– 2010 Nike Coach of the Year Manual. Self-recommending. The two articles on Alabama’s defense — one by Kirby Smart, the other by Saban himself — are alone worth the price.
– The Upside of Irrationality: The Unexpected Benefits of Defying Logic at Work and at Home, by Dan Ariely. I just ordered this and it is, of course, self-recommending. The Kindle edition is a bit pricey for an e-version, but I guess we have Steve Jobs and the iPad to thank for that. In any event, Ariely’s new book looks like a worthwhile successor to his earlier great work, Predictably Irrational.
– The Big Short: Inside the Doomsday Machine, by Michael Lewis. Worth the read, as everything by Lewis is. My only complaint was, as someone who had read most of his magazine pieces in Portfolio, Vanity Fair, and so on, that I found a lot of overlap with those earlier pieces. But the overlap stopped around 80 pages in, and at that point the narrative took off — funny, insightful, and easy to read. It’s also quite timely: the trades described in the SEC’s complaint against Goldman Sachs take a very similar form to the trades described in Lewis’s book (though obviously Lewis doesn’t claim to know what Goldman was telling the people they did their trades with). Plus the Kindle edition is finally out.
– Lords of Finance: The Bankers Who Broke the World, by Liaquat Ahamed. A wonderful narrative following the world’s most prominent central bankers from the end of World War I up until World War II — from the United States, Germany, France, and Great Britain. Ahamed gracefully mixes history with personality while he describes the blunders these men made, first while operating under the system of post-WWI reparations and second by hewing the gold standard despite all the evidence. (With John Maynard Keynes frequently appearing as gadly, before of course he had actually invented Keynesian economics.) It took me a bit to finish this as I put it down a few times and got busy but I highly recommend it.

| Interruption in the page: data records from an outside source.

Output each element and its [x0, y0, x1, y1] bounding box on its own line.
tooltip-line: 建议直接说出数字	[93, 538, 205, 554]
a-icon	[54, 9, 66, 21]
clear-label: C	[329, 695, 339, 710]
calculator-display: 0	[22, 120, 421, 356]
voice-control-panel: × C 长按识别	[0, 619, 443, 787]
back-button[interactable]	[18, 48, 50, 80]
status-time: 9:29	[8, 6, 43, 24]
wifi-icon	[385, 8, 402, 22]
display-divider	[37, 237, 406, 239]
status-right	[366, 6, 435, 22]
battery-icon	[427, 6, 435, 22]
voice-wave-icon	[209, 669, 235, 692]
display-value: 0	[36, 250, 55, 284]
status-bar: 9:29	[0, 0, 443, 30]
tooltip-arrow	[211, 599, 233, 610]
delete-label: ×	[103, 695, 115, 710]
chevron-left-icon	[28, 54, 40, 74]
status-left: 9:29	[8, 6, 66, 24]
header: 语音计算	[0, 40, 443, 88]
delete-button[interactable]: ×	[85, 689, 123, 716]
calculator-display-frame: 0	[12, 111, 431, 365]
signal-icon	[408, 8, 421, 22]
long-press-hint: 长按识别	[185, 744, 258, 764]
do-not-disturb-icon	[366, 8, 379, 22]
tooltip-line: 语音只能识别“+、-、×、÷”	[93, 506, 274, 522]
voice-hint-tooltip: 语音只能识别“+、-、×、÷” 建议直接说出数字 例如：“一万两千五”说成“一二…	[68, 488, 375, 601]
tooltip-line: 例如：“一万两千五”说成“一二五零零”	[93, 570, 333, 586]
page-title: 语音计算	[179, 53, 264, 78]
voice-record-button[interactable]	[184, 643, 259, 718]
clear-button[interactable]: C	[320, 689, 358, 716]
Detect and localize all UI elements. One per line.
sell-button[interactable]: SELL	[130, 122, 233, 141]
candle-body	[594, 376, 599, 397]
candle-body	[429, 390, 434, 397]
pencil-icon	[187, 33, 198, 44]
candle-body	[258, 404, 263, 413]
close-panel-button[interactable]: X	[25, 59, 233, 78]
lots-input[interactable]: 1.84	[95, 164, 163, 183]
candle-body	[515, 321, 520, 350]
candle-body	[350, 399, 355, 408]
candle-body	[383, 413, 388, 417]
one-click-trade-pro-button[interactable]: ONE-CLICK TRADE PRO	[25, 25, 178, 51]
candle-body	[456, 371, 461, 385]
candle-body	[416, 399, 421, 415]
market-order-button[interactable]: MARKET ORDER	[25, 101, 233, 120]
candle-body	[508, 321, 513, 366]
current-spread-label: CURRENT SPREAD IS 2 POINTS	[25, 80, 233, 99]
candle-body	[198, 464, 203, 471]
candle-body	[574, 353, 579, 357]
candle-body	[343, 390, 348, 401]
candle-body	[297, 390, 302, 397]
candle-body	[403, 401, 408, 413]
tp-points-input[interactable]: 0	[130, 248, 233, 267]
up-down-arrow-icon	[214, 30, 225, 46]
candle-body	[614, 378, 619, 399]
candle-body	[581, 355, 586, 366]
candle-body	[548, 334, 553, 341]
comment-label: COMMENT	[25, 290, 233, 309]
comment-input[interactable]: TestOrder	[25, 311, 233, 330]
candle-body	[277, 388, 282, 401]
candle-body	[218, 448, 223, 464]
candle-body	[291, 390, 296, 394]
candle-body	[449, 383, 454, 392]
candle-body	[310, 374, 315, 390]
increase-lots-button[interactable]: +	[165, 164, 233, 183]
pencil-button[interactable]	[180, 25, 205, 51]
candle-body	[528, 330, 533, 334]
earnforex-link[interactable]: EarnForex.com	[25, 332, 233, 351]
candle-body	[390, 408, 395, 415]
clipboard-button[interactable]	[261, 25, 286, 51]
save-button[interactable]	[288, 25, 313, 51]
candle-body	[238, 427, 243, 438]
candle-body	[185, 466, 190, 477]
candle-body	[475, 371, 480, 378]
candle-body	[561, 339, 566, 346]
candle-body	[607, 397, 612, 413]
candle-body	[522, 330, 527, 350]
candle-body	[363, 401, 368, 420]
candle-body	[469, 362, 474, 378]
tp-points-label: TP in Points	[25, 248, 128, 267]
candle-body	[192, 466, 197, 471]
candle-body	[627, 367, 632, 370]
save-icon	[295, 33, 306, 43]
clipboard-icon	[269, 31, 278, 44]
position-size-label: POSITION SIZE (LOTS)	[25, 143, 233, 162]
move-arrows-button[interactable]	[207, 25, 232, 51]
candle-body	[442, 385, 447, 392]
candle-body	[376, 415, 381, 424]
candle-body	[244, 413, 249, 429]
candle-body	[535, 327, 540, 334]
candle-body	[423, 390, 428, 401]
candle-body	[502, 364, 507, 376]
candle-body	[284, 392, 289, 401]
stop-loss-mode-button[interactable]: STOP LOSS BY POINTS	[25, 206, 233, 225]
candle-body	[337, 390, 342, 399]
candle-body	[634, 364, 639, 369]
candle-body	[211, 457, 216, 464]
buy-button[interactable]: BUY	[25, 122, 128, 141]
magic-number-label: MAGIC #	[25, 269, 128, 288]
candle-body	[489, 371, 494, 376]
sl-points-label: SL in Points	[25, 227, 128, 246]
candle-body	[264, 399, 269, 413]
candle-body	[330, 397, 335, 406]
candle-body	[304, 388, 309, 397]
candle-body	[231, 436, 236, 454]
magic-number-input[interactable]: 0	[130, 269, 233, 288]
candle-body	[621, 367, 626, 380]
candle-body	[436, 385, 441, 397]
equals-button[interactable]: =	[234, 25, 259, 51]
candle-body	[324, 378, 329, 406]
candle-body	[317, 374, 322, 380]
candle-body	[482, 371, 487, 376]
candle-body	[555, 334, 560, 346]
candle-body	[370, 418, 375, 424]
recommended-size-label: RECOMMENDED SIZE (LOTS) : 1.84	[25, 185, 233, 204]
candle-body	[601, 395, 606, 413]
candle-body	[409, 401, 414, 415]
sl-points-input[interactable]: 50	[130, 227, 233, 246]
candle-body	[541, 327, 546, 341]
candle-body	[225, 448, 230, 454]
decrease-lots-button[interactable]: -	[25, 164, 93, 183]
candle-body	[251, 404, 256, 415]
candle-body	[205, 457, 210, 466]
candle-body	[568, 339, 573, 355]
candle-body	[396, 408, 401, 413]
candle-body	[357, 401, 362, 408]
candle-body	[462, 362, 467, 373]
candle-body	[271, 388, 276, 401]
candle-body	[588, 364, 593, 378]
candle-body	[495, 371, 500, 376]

– 12 Modern Philosophers, edited by Christopher Belshaw and Gary Kemp. This is book is not exactly self-recommending: it’s a collection of introductory but nonetheless academic essays about, well, twelve modern philosophers. From the introduction: “There are 12 philosophers represented here, all writing in English, and all of them active in the last third of the twentieth century…. They are all highly important figures in philosophy now: widely read, initiators of debate. Are they the top 12 philosophers of our time? Of course we make no such claim. But were someone to give a list of, say, the 20 key players, then, probably, the 12 here would be among them.” So far so good for me; the essays on Quine, Rawls, and Rorty were good, but I am admittedly deficient in the ways of analytic philosophers, and the non-linear nature of a book of essays by different people is both a good thing (can jump around), and a bad thing (some essays drag, and little incentive to move on to the next one after finishing the last).
– Blood Meridian: Or the Evening Redness in the West, by Cormac McCarthy. Brutal and haunting, McCarthy’s writing is something like if you made Nabokov use Ernest Hemingway’s sentence structures. I’m not sure I want to borrow McCarthy’s dark worldview (or his lack of commas), but it’s a great read. And, if it means anything, Harold Bloom considers it one of the best books of the 20th century and a work of “genius.”